Samuels sustenta que seu governo nunca recebeu informações sobre a citada descoberta de corpos humanos entre no lixo transportado pelo rio.
“Eu nunca ouvi falar de cadáveres humanos lá. Se for esse o caso, teria que ser investigado de onde eles vieram. Eu não tinha ouvido isso”, diz ele.
“Sim, nós contaminamos o Mar do Caribe através do rio Motagua. Mas eu esclareço que não é só o Motagua, mas também Chamelecón e Ulúa (dois rios de Honduras), e também asseguro que no próximo ano já não estaremos transportando lixo para esse mar, pois teremos toda a infraestrutura para que isso não aconteça”, afirma.
O engenheiro ambiental consultado pela BBC, por outro lado, também acredita que Honduras tem responsabilidade no atual “mar de lixo”.
“Há muitas comunidades em Honduras que não tem nem sequer um caminhão para coletar o lixo. A gente despeja o lixo nos rios e mais de 80% dos rios hondurenhos fluem para o Mar do Caribe. Esse costume de culpar o outro pela sua responsabilidade é muito comum. Acho que o problema do lixo é de todos”, diz ele.
Pressões e soluções
Além da disputa em torno das responsabilidades, outro tema que gera polêmica entre os dois países são as possíveis soluções para essa situação.
O ministro do Meio Ambiente de Honduras, embora não queira ignorar o trabalho do país vizinho para conter o despejo, questiona que as propostas da Guatemala estão orientadas “a médio e longo prazo”.
“Eles estão falando sobre as soluções que entrarão em vigor em 2018. Mas nós pedimos para que eles tomem medidas imediatas: limpar os rios, limpar as praias, parar de jogar o lixo nos rios e fechar os despejos clandestinos. E que estabeleçam um sistema de alerta precoce para que possamos estar preparados para saber que o lixo chegará”, diz ele.
“Não estamos à procura de problemas, não estamos à procura de ações judiciais. Estamos procurando responsabilidades comuns, mas diferenciadas, esse é o princípio. Se você tiver responsabilidade em 86% dessa bacia, deve ser sua responsabilidade procurar uma solução”, acrescenta.

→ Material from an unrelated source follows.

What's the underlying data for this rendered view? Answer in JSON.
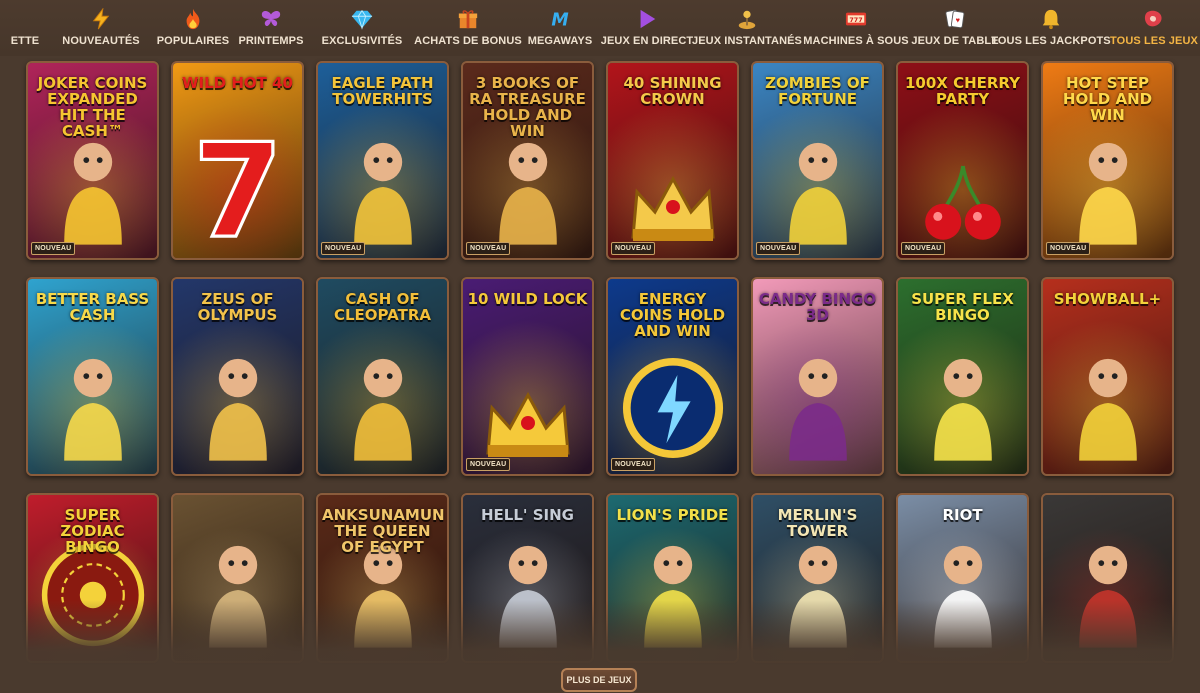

Galdames afirma que, se ele não receber uma resposta positiva até o final de novembro, seu país tomará medidas antes das organizações internacionais.

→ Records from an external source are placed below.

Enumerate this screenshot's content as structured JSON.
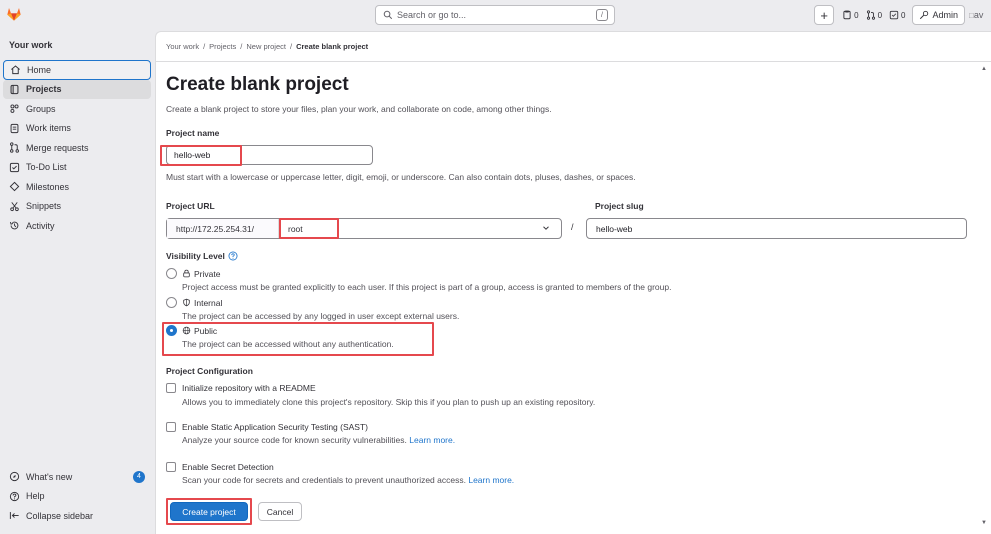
{
  "search": {
    "placeholder": "Search or go to...",
    "shortcut": "/"
  },
  "topbar": {
    "issues_count": "0",
    "mr_count": "0",
    "todo_count": "0",
    "admin_label": "Admin",
    "avatar_alt": "av"
  },
  "sidebar": {
    "section_title": "Your work",
    "items": [
      {
        "label": "Home",
        "icon": "home-icon"
      },
      {
        "label": "Projects",
        "icon": "project-icon"
      },
      {
        "label": "Groups",
        "icon": "group-icon"
      },
      {
        "label": "Work items",
        "icon": "work-items-icon"
      },
      {
        "label": "Merge requests",
        "icon": "merge-request-icon"
      },
      {
        "label": "To-Do List",
        "icon": "todo-icon"
      },
      {
        "label": "Milestones",
        "icon": "milestone-icon"
      },
      {
        "label": "Snippets",
        "icon": "snippet-icon"
      },
      {
        "label": "Activity",
        "icon": "history-icon"
      }
    ],
    "whats_new": "What's new",
    "whats_new_count": "4",
    "help": "Help",
    "collapse": "Collapse sidebar"
  },
  "breadcrumb": [
    "Your work",
    "/",
    "Projects",
    "/",
    "New project",
    "/",
    "Create blank project"
  ],
  "page": {
    "title": "Create blank project",
    "description": "Create a blank project to store your files, plan your work, and collaborate on code, among other things."
  },
  "form": {
    "project_name_label": "Project name",
    "project_name_value": "hello-web",
    "project_name_help": "Must start with a lowercase or uppercase letter, digit, emoji, or underscore. Can also contain dots, pluses, dashes, or spaces.",
    "project_url_label": "Project URL",
    "url_prefix": "http://172.25.254.31/",
    "namespace": "root",
    "slash": "/",
    "project_slug_label": "Project slug",
    "project_slug_value": "hello-web",
    "visibility_label": "Visibility Level",
    "visibility": [
      {
        "label": "Private",
        "help": "Project access must be granted explicitly to each user. If this project is part of a group, access is granted to members of the group."
      },
      {
        "label": "Internal",
        "help": "The project can be accessed by any logged in user except external users."
      },
      {
        "label": "Public",
        "help": "The project can be accessed without any authentication."
      }
    ],
    "selected_visibility": "Public",
    "config_label": "Project Configuration",
    "config": [
      {
        "label": "Initialize repository with a README",
        "help": "Allows you to immediately clone this project's repository. Skip this if you plan to push up an existing repository.",
        "link": ""
      },
      {
        "label": "Enable Static Application Security Testing (SAST)",
        "help": "Analyze your source code for known security vulnerabilities.",
        "link": "Learn more."
      },
      {
        "label": "Enable Secret Detection",
        "help": "Scan your code for secrets and credentials to prevent unauthorized access.",
        "link": "Learn more."
      }
    ],
    "create_button": "Create project",
    "cancel_button": "Cancel"
  },
  "colors": {
    "primary": "#1f75cb",
    "highlight": "#e5484d",
    "logo": "#e24329"
  }
}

“Se eles não fizerem nada em cinco semanas, nos reservamos o direito de proceder de acordo com o estabelecido nos acordos internacionais que existem em águas marítimas, áreas de fronteira compartilhada e todos os acordos internacionais relacionados à proteção da diversidade biológica”, diz.
Mas do lado guatemalteco, medidas imediatas não são contempladas.
“Eu acredito que não há moral aqui para estar falando sobre isso que eles vão processar a Guatemala ou que eles querem compensação, como eles tentaram mencionar, porque eu acredito que os rios deles são os que estão despejando. Nós já estamos agindo e vamos resolver esse problema até agosto do ano que vem. Não sei o que Honduras está fazendo. Honduras não está fazendo absolutamente nada”, disse o ministro Samuels.
“Com que moral eles vêm nos dizer que querem medidas de curto prazo. O que eles querem? Concretamente, não há respostas. O curto prazo é agosto de 2018. Eles não têm nada, nem curto, nem médio, nem longo ou qualquer coisa. Essa é a questão que precisa ser esclarecida”, acrescenta.
Mas enquanto o fim da disputa sobre o despejo de lixo entre os dois países ainda é incerto e se contemplam soluções a nível governamental, um rio silencioso de lixo flutuante continua a chegar às praias de Honduras.
“Agora, chegou uma frente fria e isso vai trazer mais chuva. E sabemos que quando chove a praia fica cheia de lixo. É assim há anos”, diz Carlos Fonseca, da comunidade de Travesía.